506 S.W.2d 751 | Tex. App. | 1974
WALGREEN, INC., Appellant,
v.
Eugene KNATT et ux., Appellees.
Court of Civil Appeals of Texas, Beaumont.
Dale Dowell, Rienstra, Rienstra & Dowell, Beaumont, for appellant.
Howard L. Nations, Houston, for appellees.
STEPHENSON, Justice.
This is a suit instituted by Eugene Knatt and wife, Betty Knatt, for damages under the Texas survival statute, Art. 5525, Vernon's Ann.Civ.St. Negligence is alleged on the part of a pharmacist, employed by defendant, Walgreen, Inc., in dispensing a prescription for their infant son. Trial was by jury and judgment was rendered for plaintiffs upon the verdict. The parties will be referred to here as they were in the trial court.
The jury found the amount of damages to be $22,500, and the real controversy on appeal is whether that amount of money is excessive. The only element of damages submitted to and considered by the jury was for past physical pain and suffering. This child was nine months old when the parents began to administer the prescription in question. He was admitted to the *752 hospital seven days later and then discharged nine days after admission. It is conceded that there was no evidence of pain and suffering after the child was discharged. This child died in surgery about a year and three months later, but no effort was made to connect his death with this cause of action. The jury found defendant negligent in filling and dispensing the wrong prescription, and that such negligence was the proximate cause of the damages. No challenge is made of those jury findings.
This court had occasion to consider and write at length on the question of appellate review of damages for pain and suffering in Collins v. Gladden, 466 S.W.2d 629, (Tex.Civ.App., Beaumont, 1971, error ref., n. r. e.). For the sake of brevity, we will not restate the rules we must follow in this review, but refer to that case containing the majority and concurring opinions for the rules and cases there collated.
Mrs. Knatt began to give her son this prescription the day it was filled by defendant, and continued for the next seven days. The child began to vomit about an hour after he had been given the first pill. The second day he continued to vomit and started to have diarrhea. He was not as active as before; and, during the first seven days in addition to the vomiting and diarrhea, he was crying and irritable. He also seemed to have trouble breathing. Mrs. Knatt took the baby to the doctor, and he told her to take the baby to the hospital, which she did immediately. The child was placed in intensive care where he had "a lot of tubes and wires connected to him." On the fifth day he was moved to a room, at which time he was weak and irritable. Mrs. Knatt took him home on the ninth day after his admission.

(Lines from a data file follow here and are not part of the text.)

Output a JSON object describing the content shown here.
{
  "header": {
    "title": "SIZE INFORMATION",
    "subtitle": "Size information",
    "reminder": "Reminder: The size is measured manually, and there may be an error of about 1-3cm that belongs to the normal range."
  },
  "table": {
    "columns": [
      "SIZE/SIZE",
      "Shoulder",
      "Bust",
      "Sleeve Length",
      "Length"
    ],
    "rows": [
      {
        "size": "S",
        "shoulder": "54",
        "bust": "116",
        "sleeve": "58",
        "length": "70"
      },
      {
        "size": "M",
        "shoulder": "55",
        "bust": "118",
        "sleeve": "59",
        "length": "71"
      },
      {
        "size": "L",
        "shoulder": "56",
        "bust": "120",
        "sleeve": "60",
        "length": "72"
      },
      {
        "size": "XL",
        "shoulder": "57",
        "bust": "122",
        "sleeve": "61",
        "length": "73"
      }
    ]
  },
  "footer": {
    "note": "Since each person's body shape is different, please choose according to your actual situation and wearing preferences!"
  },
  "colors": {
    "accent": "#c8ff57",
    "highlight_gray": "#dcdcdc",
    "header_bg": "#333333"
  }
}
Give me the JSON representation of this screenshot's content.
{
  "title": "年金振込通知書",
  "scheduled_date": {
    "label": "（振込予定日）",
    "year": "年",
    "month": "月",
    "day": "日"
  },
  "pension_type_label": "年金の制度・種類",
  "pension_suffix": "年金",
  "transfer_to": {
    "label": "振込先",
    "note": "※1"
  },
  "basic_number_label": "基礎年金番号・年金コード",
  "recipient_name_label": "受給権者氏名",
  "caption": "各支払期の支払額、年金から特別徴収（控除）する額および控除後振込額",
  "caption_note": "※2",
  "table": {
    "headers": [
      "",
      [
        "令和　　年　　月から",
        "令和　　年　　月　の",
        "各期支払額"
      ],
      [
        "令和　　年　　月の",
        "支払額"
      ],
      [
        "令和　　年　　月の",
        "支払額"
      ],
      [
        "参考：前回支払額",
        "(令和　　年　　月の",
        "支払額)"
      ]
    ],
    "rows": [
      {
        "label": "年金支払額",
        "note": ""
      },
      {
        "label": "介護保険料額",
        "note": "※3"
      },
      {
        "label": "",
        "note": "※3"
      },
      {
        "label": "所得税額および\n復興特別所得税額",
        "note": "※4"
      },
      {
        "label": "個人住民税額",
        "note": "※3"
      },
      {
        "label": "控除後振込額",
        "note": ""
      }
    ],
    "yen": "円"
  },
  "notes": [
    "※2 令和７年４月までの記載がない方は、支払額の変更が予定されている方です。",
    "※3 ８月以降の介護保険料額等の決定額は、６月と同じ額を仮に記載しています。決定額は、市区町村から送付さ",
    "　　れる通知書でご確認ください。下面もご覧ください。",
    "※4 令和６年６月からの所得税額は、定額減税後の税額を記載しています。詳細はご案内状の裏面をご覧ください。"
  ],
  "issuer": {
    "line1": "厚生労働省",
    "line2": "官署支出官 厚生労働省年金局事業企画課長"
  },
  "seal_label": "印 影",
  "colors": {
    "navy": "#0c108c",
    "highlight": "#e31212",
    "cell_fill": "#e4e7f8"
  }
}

The critical time was the seven hour period from about 5 p. m. until midnight the first day this child was admitted to the hospital. He experienced fifteen cardiac arrests during that period of time. As treatment for those cardiac arrests, he was given three cardiac massages and twelve electrical defibrillations. The external heart massage was described as painful, and as a procedure, involves hard pushing by the doctor on the child's chest in order to create a pump action. An endotracheal tube was placed down the child's throat, through the larynx and into the lung. In order to administer the defibrillation process, it was necessary to connect a pacemaker to his heart. This was done by making a one inch incision in the groin and then passing a catheter wire through the vein wall up through the major vein on the left side into the right ventrical of the heart. An electrical shock was then sent into his heart. The defibrillation process is accomplished by placing a large electrical paddle over the chest in front of the heart and another electrical paddle on the back. This process was also described as painful. There is no evidence that either a local or a general anesthesia was administered at any time or that the child was ever given pain killing drugs.
Following a careful consideration of the record before us, we have concluded this verdict is excessive by $10,000. We are well aware of the difficulty of separating the only element of damages that could be considered (physical pain and suffering) from those not included, such as mental suffering and anxiety present in a case involving an adult. The fact that this infant died from a congenital heart problem some fifteen months after this episode cannot be considered, and punitive damages are not in this case. The only physical pain for which there can be a recovery is that which the child consciously experienced. There is little direct testimony in the record before us on the subject at hand. The only attending doctor who testified as to the seven hours referred to gave this answer:
"Based on my experience with older people, the only pain in cardiac arrest is the pain afterwards, the sore chest and *753 sore muscles. Of course, if you have intubating, the patient will have a sore throat.
"It's very, very hard to determine the pain in a baby like this, the fright and a few other things. I cannot make any comments on that."
If within ten days plaintiffs will remit the sum of $10,000, the judgment will be reformed and affirmed; otherwise, it will be reversed and remanded.